At the recent eHealth Initiative National Forum on Data & Analytics, I saw a great presentation on how analytics is having a profound impact on one of our most vexing healthcare issues: hospitalizations (and re-hospitalizations) related to heart failure.
At first glance, the problem itself is daunting from both care and cost perspectives. The total estimated U.S. annual direct and indirect cost of heart failure is $39.2 billion, with more than 50 percent of that spent on hospitalizations. There are more than a million heart failure hospitalizations in the United States each year, and the 30-day re-hospitalization rate is 24.7 percent, with those rates varying widely between hospitals, suggesting that a substantial number of patients are not receiving optimal care. I was surprised to hear that effective strategies to prevent re-hospitalizations are underutilized.
“We do have evidence-based processes that can improve outcomes,” explained Zubin Eapen, M.D., a cardiologist who is an assistant professor of medicine at the Duke University Medical Center. Medication optimization, enhanced patient education and early follow-up and care coordination have been shown to lower readmission rates, he said. “Now we are translating that evidence into practice through analytics,” Eapen said.

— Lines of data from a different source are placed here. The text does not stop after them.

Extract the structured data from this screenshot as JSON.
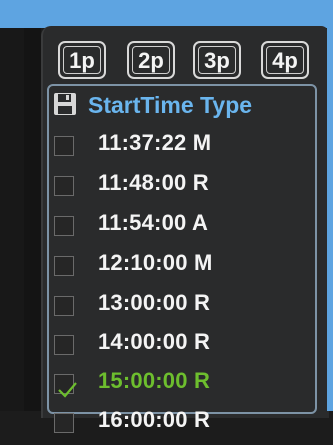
{
  "tabs": [
    {
      "label": "1p",
      "active": true
    },
    {
      "label": "2p",
      "active": false
    },
    {
      "label": "3p",
      "active": false
    },
    {
      "label": "4p",
      "active": false
    }
  ],
  "list_header": {
    "title": "StartTime Type",
    "icon": "save-icon"
  },
  "rows": [
    {
      "text": "11:37:22 M",
      "checked": false
    },
    {
      "text": "11:48:00 R",
      "checked": false
    },
    {
      "text": "11:54:00 A",
      "checked": false
    },
    {
      "text": "12:10:00 M",
      "checked": false
    },
    {
      "text": "13:00:00 R",
      "checked": false
    },
    {
      "text": "14:00:00 R",
      "checked": false
    },
    {
      "text": "15:00:00 R",
      "checked": true
    },
    {
      "text": "16:00:00 R",
      "checked": false
    }
  ],
  "colors": {
    "accent": "#5ea4e1",
    "header_text": "#6ab5ee",
    "selected_text": "#6dbe2e",
    "panel_bg": "#2a2b2c"
  }
}
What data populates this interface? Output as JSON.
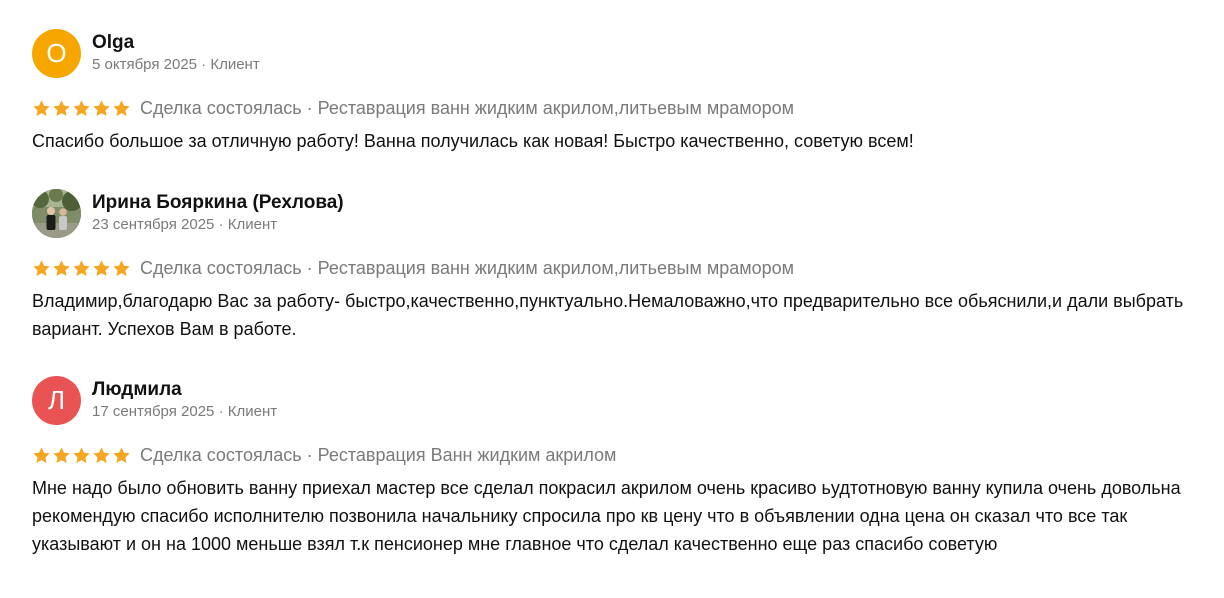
{
  "reviews": [
    {
      "author": "Olga",
      "avatar_letter": "O",
      "avatar_color": "#f7a600",
      "date": "5 октября 2025",
      "role": "Клиент",
      "rating": 5,
      "deal_status": "Сделка состоялась",
      "service": "Реставрация ванн жидким акрилом,литьевым мрамором",
      "text": "Спасибо большое за отличную работу! Ванна получилась как новая! Быстро качественно, советую всем!"
    },
    {
      "author": "Ирина Бояркина (Рехлова)",
      "avatar_letter": "",
      "avatar_color": "#6f7d5e",
      "date": "23 сентября 2025",
      "role": "Клиент",
      "rating": 5,
      "deal_status": "Сделка состоялась",
      "service": "Реставрация ванн жидким акрилом,литьевым мрамором",
      "text": "Владимир,благодарю Вас за работу- быстро,качественно,пунктуально.Немаловажно,что предварительно все обьяснили,и дали выбрать вариант. Успехов Вам в работе."
    },
    {
      "author": "Людмила",
      "avatar_letter": "Л",
      "avatar_color": "#ea5353",
      "date": "17 сентября 2025",
      "role": "Клиент",
      "rating": 5,
      "deal_status": "Сделка состоялась",
      "service": "Реставрация Ванн жидким акрилом",
      "text": "Мне надо было обновить ванну приехал мастер все сделал покрасил акрилом очень красиво ьудтотновую ванну купила очень довольна рекомендую спасибо исполнителю позвонила начальнику спросила про кв цену что в объявлении одна цена он сказал что все так указывают и он на 1000 меньше взял т.к пенсионер мне главное что сделал качественно еще раз спасибо советую"
    }
  ],
  "separator": " · ",
  "star_color": "#f5a623"
}
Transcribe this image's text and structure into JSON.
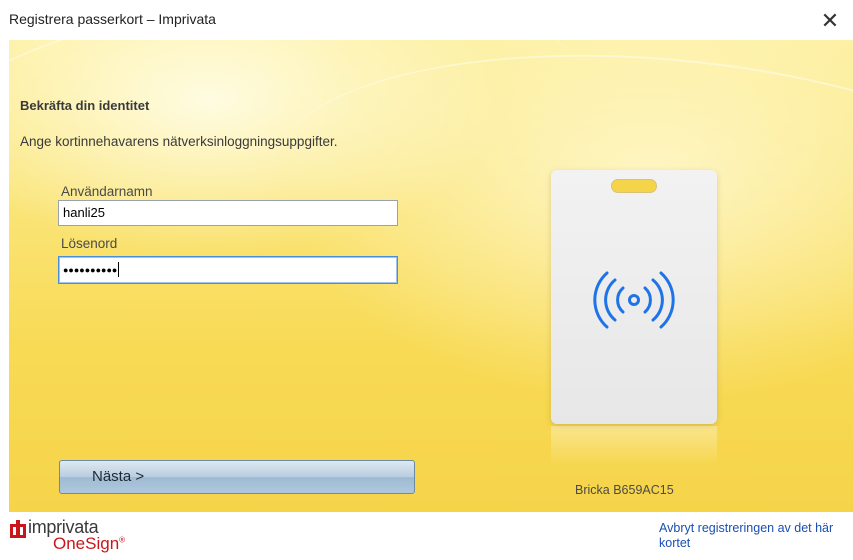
{
  "window": {
    "title": "Registrera passerkort – Imprivata",
    "close_glyph": "✕"
  },
  "form": {
    "heading": "Bekräfta din identitet",
    "instruction": "Ange kortinnehavarens nätverksinloggningsuppgifter.",
    "username_label": "Användarnamn",
    "username_value": "hanli25",
    "password_label": "Lösenord",
    "password_masked": "●●●●●●●●●●",
    "next_label": "Nästa >"
  },
  "card": {
    "icon": "nfc-contactless-icon",
    "badge_text": "Bricka B659AC15"
  },
  "footer": {
    "logo_name": "imprivata",
    "logo_product": "OneSign",
    "logo_mark": "®",
    "cancel_link": "Avbryt registreringen av det här kortet"
  },
  "colors": {
    "panel_yellow": "#f8da55",
    "link_blue": "#1a4fb5",
    "brand_red": "#c8161d",
    "nfc_blue": "#1e73e8"
  }
}
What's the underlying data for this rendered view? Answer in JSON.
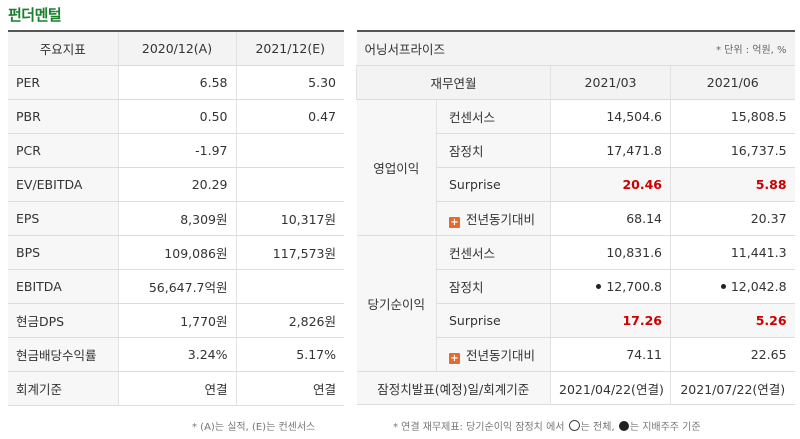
{
  "title": "펀더멘털",
  "left": {
    "headers": [
      "주요지표",
      "2020/12(A)",
      "2021/12(E)"
    ],
    "rows": [
      {
        "label": "PER",
        "a": "6.58",
        "e": "5.30"
      },
      {
        "label": "PBR",
        "a": "0.50",
        "e": "0.47"
      },
      {
        "label": "PCR",
        "a": "-1.97",
        "e": ""
      },
      {
        "label": "EV/EBITDA",
        "a": "20.29",
        "e": ""
      },
      {
        "label": "EPS",
        "a": "8,309원",
        "e": "10,317원"
      },
      {
        "label": "BPS",
        "a": "109,086원",
        "e": "117,573원"
      },
      {
        "label": "EBITDA",
        "a": "56,647.7억원",
        "e": ""
      },
      {
        "label": "현금DPS",
        "a": "1,770원",
        "e": "2,826원"
      },
      {
        "label": "현금배당수익률",
        "a": "3.24%",
        "e": "5.17%"
      },
      {
        "label": "회계기준",
        "a": "연결",
        "e": "연결"
      }
    ],
    "footnote": "* (A)는 실적, (E)는 컨센서스"
  },
  "right": {
    "title": "어닝서프라이즈",
    "unit": "* 단위 : 억원, %",
    "subheaders": [
      "재무연월",
      "2021/03",
      "2021/06"
    ],
    "op": {
      "label": "영업이익",
      "consensus": {
        "label": "컨센서스",
        "v1": "14,504.6",
        "v2": "15,808.5"
      },
      "provisional": {
        "label": "잠정치",
        "v1": "17,471.8",
        "v2": "16,737.5"
      },
      "surprise": {
        "label": "Surprise",
        "v1": "20.46",
        "v2": "5.88"
      },
      "yoy": {
        "label": "전년동기대비",
        "v1": "68.14",
        "v2": "20.37"
      }
    },
    "net": {
      "label": "당기순이익",
      "consensus": {
        "label": "컨센서스",
        "v1": "10,831.6",
        "v2": "11,441.3"
      },
      "provisional": {
        "label": "잠정치",
        "v1": "12,700.8",
        "v2": "12,042.8"
      },
      "surprise": {
        "label": "Surprise",
        "v1": "17.26",
        "v2": "5.26"
      },
      "yoy": {
        "label": "전년동기대비",
        "v1": "74.11",
        "v2": "22.65"
      }
    },
    "release": {
      "label": "잠정치발표(예정)일/회계기준",
      "v1": "2021/04/22(연결)",
      "v2": "2021/07/22(연결)"
    },
    "footnote_a": "* 연결 재무제표: 당기순이익 잠정치 에서",
    "footnote_b": "는 전체,",
    "footnote_c": "는 지배주주 기준"
  }
}
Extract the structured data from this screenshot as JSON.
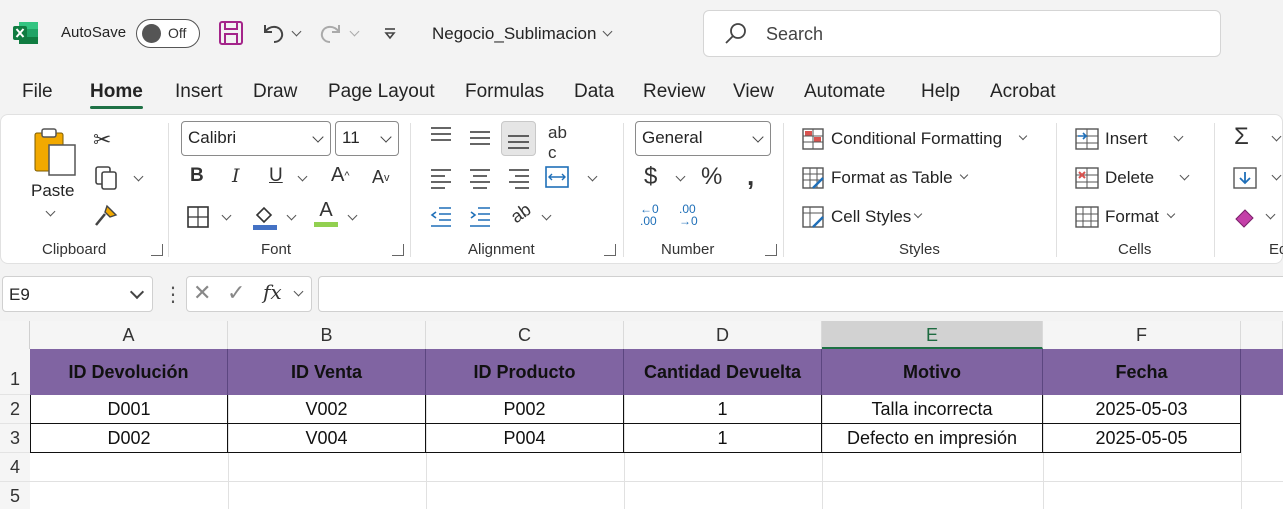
{
  "titlebar": {
    "autosave_label": "AutoSave",
    "toggle_state": "Off",
    "file_name": "Negocio_Sublimacion",
    "search_placeholder": "Search"
  },
  "tabs": [
    "File",
    "Home",
    "Insert",
    "Draw",
    "Page Layout",
    "Formulas",
    "Data",
    "Review",
    "View",
    "Automate",
    "Help",
    "Acrobat"
  ],
  "active_tab": "Home",
  "ribbon": {
    "clipboard": {
      "paste_label": "Paste",
      "group_label": "Clipboard"
    },
    "font": {
      "font_name": "Calibri",
      "font_size": "11",
      "group_label": "Font"
    },
    "alignment": {
      "group_label": "Alignment"
    },
    "number": {
      "format": "General",
      "group_label": "Number"
    },
    "styles": {
      "conditional_formatting": "Conditional Formatting",
      "format_as_table": "Format as Table",
      "cell_styles": "Cell Styles",
      "group_label": "Styles"
    },
    "cells": {
      "insert": "Insert",
      "delete": "Delete",
      "format": "Format",
      "group_label": "Cells"
    },
    "editing": {
      "group_label": "Ed"
    }
  },
  "formula_bar": {
    "name_box": "E9",
    "fx_label": "fx",
    "formula": ""
  },
  "sheet": {
    "columns": [
      "A",
      "B",
      "C",
      "D",
      "E",
      "F"
    ],
    "selected_column": "E",
    "rows": [
      "1",
      "2",
      "3",
      "4",
      "5"
    ],
    "header_row": [
      "ID Devolución",
      "ID Venta",
      "ID Producto",
      "Cantidad Devuelta",
      "Motivo",
      "Fecha"
    ],
    "data_rows": [
      [
        "D001",
        "V002",
        "P002",
        "1",
        "Talla incorrecta",
        "2025-05-03"
      ],
      [
        "D002",
        "V004",
        "P004",
        "1",
        "Defecto en impresión",
        "2025-05-05"
      ]
    ],
    "header_fill": "#8064a2"
  }
}
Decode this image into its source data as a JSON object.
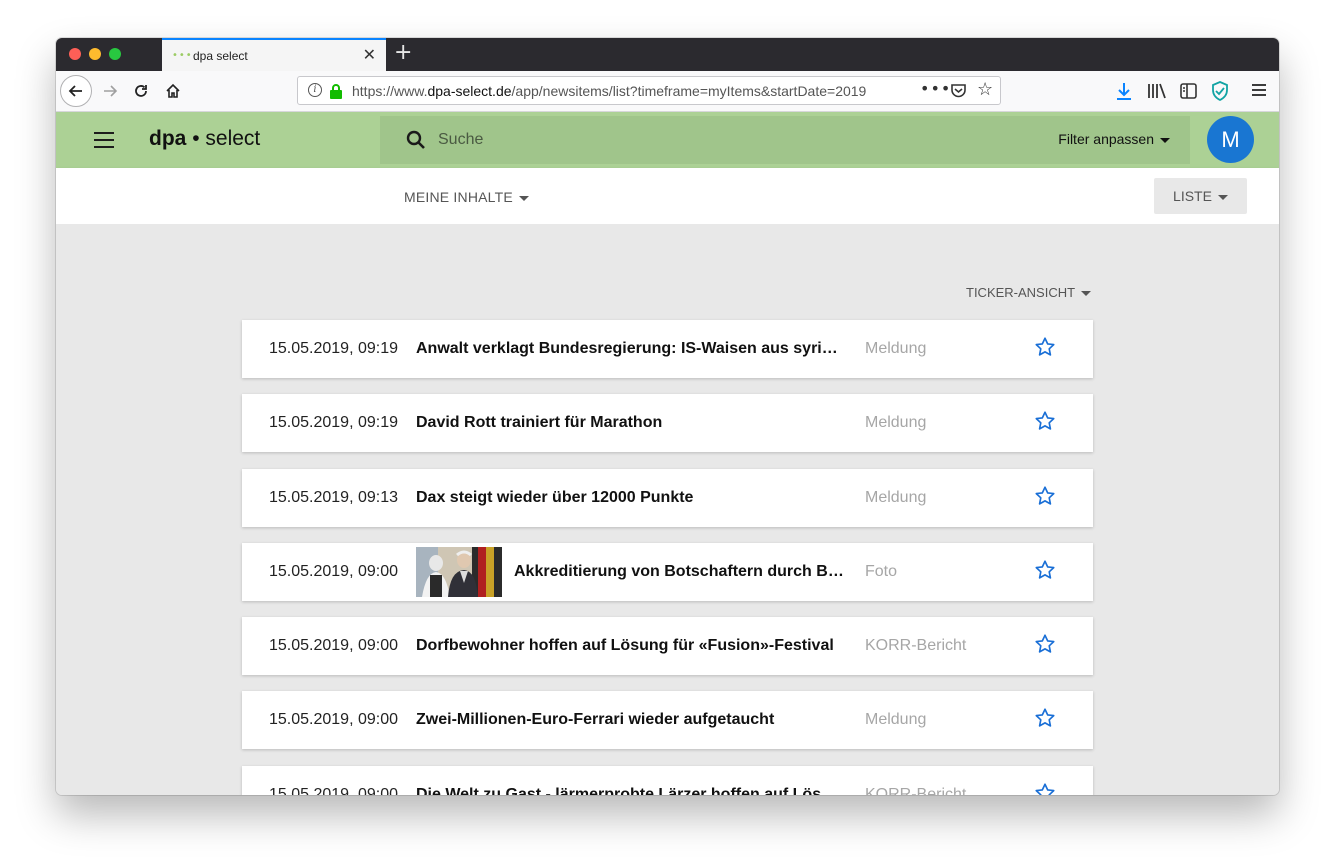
{
  "browser": {
    "tab_title": "dpa select",
    "tab_loading": "•••",
    "tab_close": "✕",
    "new_tab": "+",
    "url_prefix": "https://www.",
    "url_domain": "dpa-select.de",
    "url_path": "/app/newsitems/list?timeframe=myItems&startDate=2019",
    "url_more": "•••"
  },
  "app": {
    "logo_bold": "dpa",
    "logo_dot": "•",
    "logo_rest": "select",
    "search_placeholder": "Suche",
    "filter_label": "Filter anpassen",
    "avatar_initial": "M",
    "accent_color": "#acd195",
    "avatar_color": "#1976d2"
  },
  "subheader": {
    "section_label": "MEINE INHALTE",
    "view_label": "LISTE"
  },
  "content": {
    "ticker_label": "TICKER-ANSICHT",
    "items": [
      {
        "date": "15.05.2019, 09:19",
        "title": "Anwalt verklagt Bundesregierung: IS-Waisen aus syrischen Lagern",
        "type": "Meldung",
        "has_image": false
      },
      {
        "date": "15.05.2019, 09:19",
        "title": "David Rott trainiert für Marathon",
        "type": "Meldung",
        "has_image": false
      },
      {
        "date": "15.05.2019, 09:13",
        "title": "Dax steigt wieder über 12000 Punkte",
        "type": "Meldung",
        "has_image": false
      },
      {
        "date": "15.05.2019, 09:00",
        "title": "Akkreditierung von Botschaftern durch Bundespräsident",
        "type": "Foto",
        "has_image": true
      },
      {
        "date": "15.05.2019, 09:00",
        "title": "Dorfbewohner hoffen auf Lösung für «Fusion»-Festival",
        "type": "KORR-Bericht",
        "has_image": false
      },
      {
        "date": "15.05.2019, 09:00",
        "title": "Zwei-Millionen-Euro-Ferrari wieder aufgetaucht",
        "type": "Meldung",
        "has_image": false
      },
      {
        "date": "15.05.2019, 09:00",
        "title": "Die Welt zu Gast - lärmerprobte Lärzer hoffen auf Lösung",
        "type": "KORR-Bericht",
        "has_image": false
      }
    ]
  }
}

Data analytics conducted on the 556,000 patient records contained in the American Heart Association’s Get with the Guidelines Heart Failure quality improvement program revealed that nationwide gaps exist in heart failure care, including the provision of appropriate discharge medications, education and follow-up. For instance, data from January to December 2010 reveal that only 52.9 percent of patients receive an evidence-based beta blocker at discharge, he said. And 53.1 percent are scheduled for a follow-up visit within seven days. Only 4.9 percent receive a referral to a heart failure disease management program, 60 minutes of patient education or a heart failure interactive work book.
To help hospitals improve these results, Target: HF is taking several approaches, including creating treatment guidelines and checklists and providing field staff for consultation. Hospitals are starting to take advantage of a suite of tools made available through Target: Heart Failure that includes checklists regarding medications and follow-up forms to use with patients. AHA’s Get With The Guidelines Heart Failure Clinical Tools Library includes more than 60 heart failure tools, including discharge orders/instructions, order sets, and patient education materials.
One of the challenges to greater improvement longitudinally, he said, is the data burden hospitals encounter when participating in care registries, but with the focus on patient-level metrics, Target: HF is already seeing improvement in all categories. “We are improving as a result of these tools,” Eapen said.